Computer hardware, web-scrapers, driftwood, insects, aluminium extrusions

Terra Regis / Terra Neminis is a game engine-based artwork commissioned by Phoenix Art Centre in Leicester. Translated literally as ‘land of the king / land of nobody’, the work was made within the context of Leicester and its history, the work responds to the recent unearthing of King Richard III in the carpark of Leicester City Council Social Services. For me this event was too poetic to ignore; I spent much of my time as a “youth” (I hate that term) hanging out, mucking around, tagging stuff, doing donuts in somebody’s shitty Ford Focus, skateboarding and getting high in car parks. For many young people, these liminal non-spaces (not public, but not quite private) are the only places they are welcome, where they can gather without being seen as a threat or a nuisance. They are only accepted in such spaces because of their ‘value’; a carpark generates no capital, it is only an accessory to the creation of value. Likewise, ‘the youth’ are without any inherent value under capitalism; in Britain, until they have been shaped into compliant subjects of our (utterly broken) social system they are simply placeholders for where capital and work may be extracted in future. For those without capitalist value, liminal spaces are the only space that allows some form of freedom.

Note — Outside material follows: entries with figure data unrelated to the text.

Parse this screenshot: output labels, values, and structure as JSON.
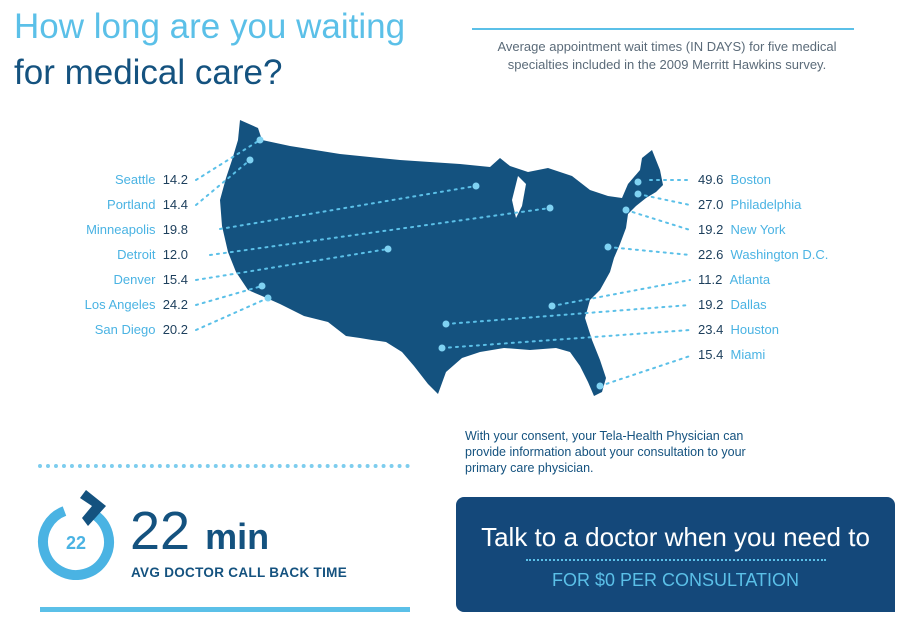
{
  "title": {
    "line1": "How long are you waiting",
    "line2": "for medical care?"
  },
  "subtitle": "Average appointment wait times (IN DAYS) for five medical specialties included in the 2009 Merritt Hawkins survey.",
  "colors": {
    "map": "#14527f",
    "accent": "#5bc0e8",
    "dark": "#14487a"
  },
  "cities_left": [
    {
      "name": "Seattle",
      "value": "14.2"
    },
    {
      "name": "Portland",
      "value": "14.4"
    },
    {
      "name": "Minneapolis",
      "value": "19.8"
    },
    {
      "name": "Detroit",
      "value": "12.0"
    },
    {
      "name": "Denver",
      "value": "15.4"
    },
    {
      "name": "Los Angeles",
      "value": "24.2"
    },
    {
      "name": "San Diego",
      "value": "20.2"
    }
  ],
  "cities_right": [
    {
      "name": "Boston",
      "value": "49.6"
    },
    {
      "name": "Philadelphia",
      "value": "27.0"
    },
    {
      "name": "New York",
      "value": "19.2"
    },
    {
      "name": "Washington D.C.",
      "value": "22.6"
    },
    {
      "name": "Atlanta",
      "value": "11.2"
    },
    {
      "name": "Dallas",
      "value": "19.2"
    },
    {
      "name": "Houston",
      "value": "23.4"
    },
    {
      "name": "Miami",
      "value": "15.4"
    }
  ],
  "consent": "With your consent, your Tela-Health Physician can provide information about your consultation to your primary care physician.",
  "timer": {
    "icon_number": "22",
    "number": "22",
    "unit": "min",
    "caption": "AVG DOCTOR CALL BACK TIME"
  },
  "cta": {
    "main": "Talk to a doctor when you need to",
    "sub": "FOR $0 PER CONSULTATION"
  }
}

The discovery of Richard III in a carpark almost seems like a quiet victory to the young me; a recognition of the value of such an overlooked place and the overlooked people who may frequent it. This victory comes in the form of a humorous reversal of the class dynamic that gives some a disproportionate right to property and others no right whatsoever. Terra Regis / Terra Neminis, plays on this reversal, allowing the audience to haunt the virtual space presented to them; as they walk past the work their movement adds impulse to trolleys, causing them to career chaotically across the carpark. As such the virtual car-park becomes a dystopic mirror-world; an in-between space haunted by the ‘real’ people of the ‘real’ world. The funny thing about liminal spaces is that once too many people engage with them, they cease to be liminal. Terra Regis / Terra Neminis forces the liminality to remain by only enabling a partial connection to its space through a twitching awareness of its audience, but no matter how close a viewer gets it always fundamentally remains elsewhere.